An allowlist (also known as a whitelist) is a security approach that explicitly defines which entities, such as IP addresses, domains, email addresses, applications, or input values, are permitted. Everything not on the list is denied by default. This "default deny" philosophy is considered more secure than its opposite, the blocklist, because it only permits known-good items rather than trying to enumerate all possible threats.
How It Works
Allowlisting operates on a simple principle: define what is acceptable and reject everything else. In network security, a firewall allowlist might specify which IP addresses can connect to a service. In application security, an input validation allowlist defines which characters, formats, or values are acceptable in user input. In email security, an allowlist determines which senders can bypass spam filters.
The implementation varies by context. A Content Security Policy (CSP) header acts as an allowlist for web resources, specifying which domains can serve scripts, styles, and other content. CORS headers allowlist which origins can make cross-origin requests to an API. File upload validation might allowlist specific file extensions and MIME types.
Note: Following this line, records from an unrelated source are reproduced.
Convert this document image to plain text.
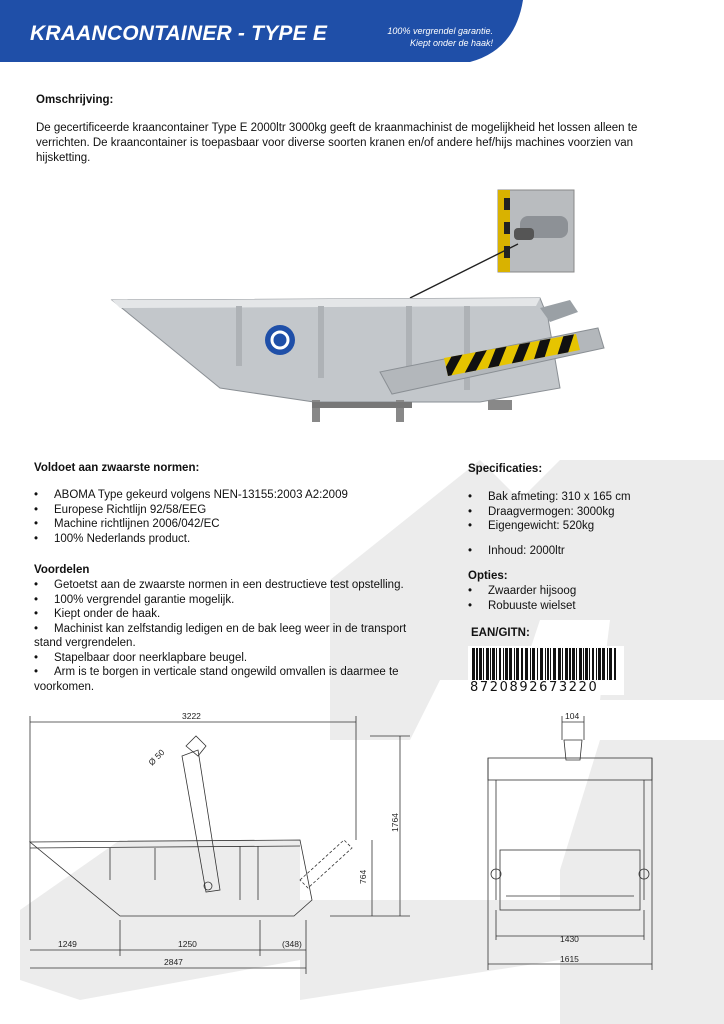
KRAANCONTAINER - TYPE E	100% vergrendel garantie.
Kiept onder de haak!
Omschrijving:
De gecertificeerde kraancontainer Type E 2000ltr 3000kg geeft de kraanmachinist de mogelijkheid het lossen alleen te verrichten. De kraancontainer is toepasbaar voor diverse soorten kranen en/of andere hef/hijs machines voorzien van hijsketting.
Voldoet aan zwaarste normen:
• ABOMA Type gekeurd volgens NEN-13155:2003 A2:2009
• Europese Richtlijn 92/58/EEG
• Machine richtlijnen 2006/042/EC
• 100% Nederlands product.
Voordelen
• Getoetst aan de zwaarste normen in een destructieve test opstelling.
• 100% vergrendel garantie mogelijk.
• Kiept onder de haak.
• Machinist kan zelfstandig ledigen en de bak leeg weer in de transport stand vergrendelen.
• Stapelbaar door neerklapbare beugel.
• Arm is te borgen in verticale stand ongewild omvallen is daarmee te voorkomen.
Specificaties:
• Bak afmeting: 310 x 165 cm
• Draagvermogen: 3000kg
• Eigengewicht: 520kg
• Inhoud: 2000ltr
Opties:
• Zwaarder hijsoog
• Robuuste wielset
EAN/GITN:
8720892673220
3222
Ø 50
1764
764
1249	1250	(348)
2847
104
1430
1615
The key advantage of allowlisting over blocklisting is resilience against novel attacks. A blocklist that bans known malicious inputs can be bypassed with new variations the list does not cover. An allowlist that only accepts known-good inputs blocks both known and unknown attack patterns. For example, an allowlist that accepts only alphanumeric characters in a username field automatically prevents SQL injection, XSS, and command injection without needing to know about any of those specific attack techniques.
Why It Matters
Allowlisting is a fundamental principle in secure application design. During security assessments, testers evaluate whether applications use allowlist-based validation rather than blocklist-based filtering. Applications that rely on blocklists to prevent attacks are consistently easier to bypass because attackers only need to find one encoding, variation, or edge case that the blocklist does not cover.